Issue: Whether or Not the 2 search warrants were validly issued and executed.

Held: In regard to the quashal of warrants that petitioners should have initially filed to the lower court, this Court takes cognizance of this petition in view of the seriousness and urgency of the constitutional Issue raised, not to mention the public interest generated by the search of the "We Forum" offices which was televised in Channel 7 and widely publicized in all metropolitan dailies. The existence of this special circumstance justifies this Court to exercise its inherent power to suspend its rules. With the contention pertaining to laches, the petitioners gave an explanation evidencing that they have exhausted other extra-judicial efforts to remedy the situation, negating the presumption that they have abandoned their right to the possession of the seized property. On the enumerated reasons: 1. This objection may properly be considered moot and academic, as petitioners themselves conceded during the hearing on August 9, 1983, that an examination had indeed been conducted by respondent judge of Col. Abadilla and his witnesses.

2. The defect pointed out is obviously a typographical error. Precisely, two search warrants were applied for and issued because the purpose and intent were to search two distinct premises.
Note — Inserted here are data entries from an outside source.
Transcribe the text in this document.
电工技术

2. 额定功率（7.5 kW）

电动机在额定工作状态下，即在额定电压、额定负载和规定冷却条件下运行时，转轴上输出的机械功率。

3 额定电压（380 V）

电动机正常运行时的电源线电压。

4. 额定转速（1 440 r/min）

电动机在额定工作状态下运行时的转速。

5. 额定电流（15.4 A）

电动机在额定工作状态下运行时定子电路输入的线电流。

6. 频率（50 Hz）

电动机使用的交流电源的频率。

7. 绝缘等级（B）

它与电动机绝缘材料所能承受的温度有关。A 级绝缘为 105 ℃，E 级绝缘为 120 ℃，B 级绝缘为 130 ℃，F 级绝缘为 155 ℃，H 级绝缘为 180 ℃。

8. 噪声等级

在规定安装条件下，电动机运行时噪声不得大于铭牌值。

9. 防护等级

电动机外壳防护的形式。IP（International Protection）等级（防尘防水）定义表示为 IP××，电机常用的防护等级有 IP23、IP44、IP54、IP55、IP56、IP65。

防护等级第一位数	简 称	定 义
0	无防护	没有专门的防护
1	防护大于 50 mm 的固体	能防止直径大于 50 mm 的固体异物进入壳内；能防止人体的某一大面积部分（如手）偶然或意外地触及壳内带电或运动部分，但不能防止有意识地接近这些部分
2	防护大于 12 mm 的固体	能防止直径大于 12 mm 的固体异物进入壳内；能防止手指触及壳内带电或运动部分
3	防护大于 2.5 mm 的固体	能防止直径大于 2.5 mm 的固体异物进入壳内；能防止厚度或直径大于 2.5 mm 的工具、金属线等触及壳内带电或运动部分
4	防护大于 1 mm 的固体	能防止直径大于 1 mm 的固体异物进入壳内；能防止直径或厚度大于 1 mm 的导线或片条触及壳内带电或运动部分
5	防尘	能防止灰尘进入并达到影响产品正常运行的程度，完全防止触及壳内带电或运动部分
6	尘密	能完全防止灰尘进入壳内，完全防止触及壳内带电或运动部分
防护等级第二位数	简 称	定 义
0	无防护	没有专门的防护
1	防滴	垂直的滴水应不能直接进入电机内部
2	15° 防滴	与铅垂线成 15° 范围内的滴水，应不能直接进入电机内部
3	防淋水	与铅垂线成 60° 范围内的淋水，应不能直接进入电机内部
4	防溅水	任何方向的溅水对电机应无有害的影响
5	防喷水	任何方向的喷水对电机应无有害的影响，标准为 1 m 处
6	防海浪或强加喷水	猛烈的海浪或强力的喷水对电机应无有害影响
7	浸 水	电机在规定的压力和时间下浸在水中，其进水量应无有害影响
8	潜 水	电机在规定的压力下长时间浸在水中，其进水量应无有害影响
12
It would be quite absurd and illogical for respondent judge to have issued two warrants intended for one and the same place. 3. Section 2, Rule 126, of the Rules of Court, does not require that the property to be seized should be owned by the person against whom the search warrant is directed. It may or may not be owned by him. 4. Petitioners do not claim to be the owners of the land and/or building on which the machineries were placed. This being the case, the machineries in question, while in fact bolted to the ground, remain movable property susceptible to seizure under a search warrant. 5. The broad statements in the application and joint affidavit are mere conclusions of law and does not satisfy the requirements of probable cause. Deficient of such particulars as would justify a finding of the existence of probable cause, said allegation cannot serve as basis for the issuance of a search warrant and it was a grave error for respondent judge to have done so. In Alvarez v. Court of First Instance, this Court ruled that "the oath required must refer to the truth of the facts within the personal knowledge of the petitioner or his witnesses, because the purpose thereof is to convince the committing magistrate, not the individual making the affidavit and seeking the issuance of the warrant, of the existence of probable cause." Another factor which makes the search warrants under consideration constitutionally objectionable is that they are in the nature of general warrants. The description of the articles sought to be seized under the search warrants in question are too general. With regard to the respondents invoking PD 885, there is an absence of any implementing rules and regulations promulgated by the Minister of National Defense. Furthermore, President Marcos himself denies the request of military authorities to sequester the property seized from petitioners. The closure of the premises subjected to search and seizure is contrary to the freedom of the press as guaranteed in our fundamental law. The search warrants are declared null and void.